Schon heute setzt die Branche datengesteuerte Methoden ein, um Cyberereignisse zu modellieren. Diese Modelle basieren auf Szenarien, die vor allem Häufigkeit (Frequenz) und Schwere der Vorfälle berücksichtigen. Mögliche Szenarien sind die Ausbreitung von Schadsoftware wie Malware oder Spyware über systemrelevante Betriebssysteme, das Lahmlegen eines großen Cloud-ServiceProviders oder der Angriff auf die Infrastruktur des Internets. Ziel der Modellierung ist, die finanziellen Auswirkungen von Cyber-Massenszenarien wie WannaCry oder Petya zu ermitteln.
Traditionelle Ausschlüsse greifen nicht immer
Ein gutes Beispiel hierfür bietet der Cyberangriff auf den französischen Fernsehsender TV5 Monde im April 2015. Dabei wurde das Programm für mehrere Stunden unterbrochen und Websites des Senders mit Logos und islamistischen Parolen des „Cyber-Kalifats“ besetzt. Obwohl jeder Internetnutzer beim Aufrufen der Homepage von TV5 Monde eine Fahne des Islamischen Staats zu sehen bekam, vermuten IT-Forensiker, dass russische Hacker hinter dem Angriff steckten. Die Kosten zur Wiederherstellung und Sicherung der Systeme bezifferte der Sender auf knapp fünf Millionen Euro.

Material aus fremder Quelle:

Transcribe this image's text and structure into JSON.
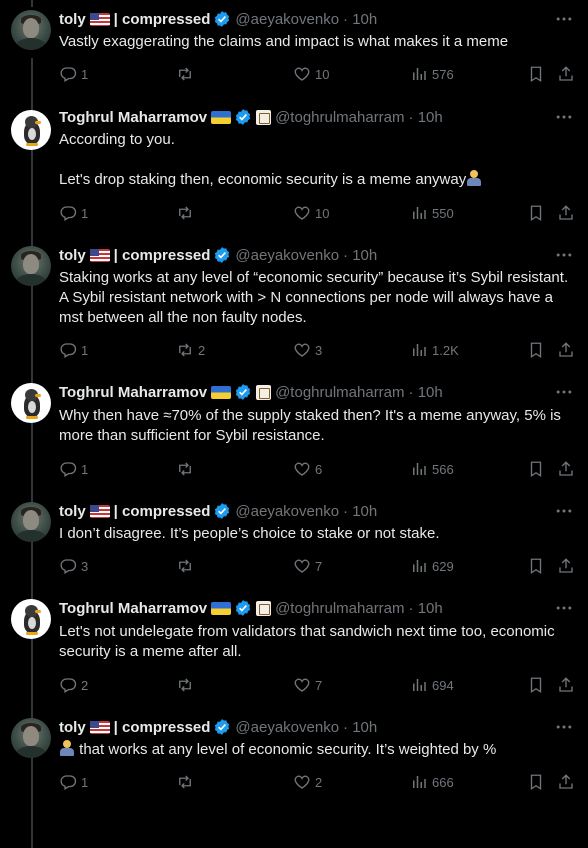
{
  "tweets": [
    {
      "author": "toly",
      "flag": "us",
      "suffix": "| compressed",
      "handle": "@aeyakovenko",
      "time": "· 10h",
      "text": "Vastly exaggerating the claims and impact is what makes it a meme",
      "replies": "1",
      "retweets": "",
      "likes": "10",
      "views": "576"
    },
    {
      "author": "Toghrul Maharramov",
      "flag": "ua",
      "suffix": "",
      "handle": "@toghrulmaharram",
      "time": "· 10h",
      "text": "According to you.\n\nLet's drop staking then, economic security is a meme anyway",
      "replies": "1",
      "retweets": "",
      "likes": "10",
      "views": "550"
    },
    {
      "author": "toly",
      "flag": "us",
      "suffix": "| compressed",
      "handle": "@aeyakovenko",
      "time": "· 10h",
      "text": "Staking works at any level of “economic security” because it’s Sybil resistant. A Sybil resistant network with > N connections per node will always have a mst between all the non faulty nodes.",
      "replies": "1",
      "retweets": "2",
      "likes": "3",
      "views": "1.2K"
    },
    {
      "author": "Toghrul Maharramov",
      "flag": "ua",
      "suffix": "",
      "handle": "@toghrulmaharram",
      "time": "· 10h",
      "text": "Why then have ≈70% of the supply staked then? It's a meme anyway, 5% is more than sufficient for Sybil resistance.",
      "replies": "1",
      "retweets": "",
      "likes": "6",
      "views": "566"
    },
    {
      "author": "toly",
      "flag": "us",
      "suffix": "| compressed",
      "handle": "@aeyakovenko",
      "time": "· 10h",
      "text": "I don’t disagree. It’s people’s choice to stake or not stake.",
      "replies": "3",
      "retweets": "",
      "likes": "7",
      "views": "629"
    },
    {
      "author": "Toghrul Maharramov",
      "flag": "ua",
      "suffix": "",
      "handle": "@toghrulmaharram",
      "time": "· 10h",
      "text": "Let's not undelegate from validators that sandwich next time too, economic security is a meme after all.",
      "replies": "2",
      "retweets": "",
      "likes": "7",
      "views": "694"
    },
    {
      "author": "toly",
      "flag": "us",
      "suffix": "| compressed",
      "handle": "@aeyakovenko",
      "time": "· 10h",
      "text": "that works at any level of economic security. It’s weighted by %",
      "replies": "1",
      "retweets": "",
      "likes": "2",
      "views": "666"
    }
  ],
  "icons": {
    "reply": "reply-icon",
    "retweet": "retweet-icon",
    "like": "heart-icon",
    "views": "views-icon",
    "bookmark": "bookmark-icon",
    "share": "share-icon",
    "more": "more-icon",
    "verified": "verified-badge-icon"
  },
  "colors": {
    "background": "#000000",
    "text": "#e7e9ea",
    "muted": "#71767b",
    "verified": "#1d9bf0",
    "thread_line": "#333639"
  }
}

Versicherung zunehmend gefragt
Schadenseitig ist damit zu rechnen, dass ausgefeilte Ransomware- oder DDoS-Attacken zu vermehrten Betriebsunterbrechungen führen. Hier schnelle Hilfe zu gewährleisten, um cyberbedingte Schäden zu minimieren, ist Teil der Aufgaben der Assekuranz. Unabhängig von der Nachfrage sollten Versicherer, die bislang keine Cyberprodukte anbieten, das eigene Cyber-Exposure im klassischen Property- oder Casualty-Bereich abschätzen und das Thema „Silent Cyber“ in der internen Risiko- und Portfolioanalyse angehen. Die Antwort von Munich Re für das eigene Portfolio ist das aktive Management derartiger Risiken, das Verfolgen einer klar definierten Cyberstrategie und weitere Investments in Cyber-Underwriting und -Risikoexpertise.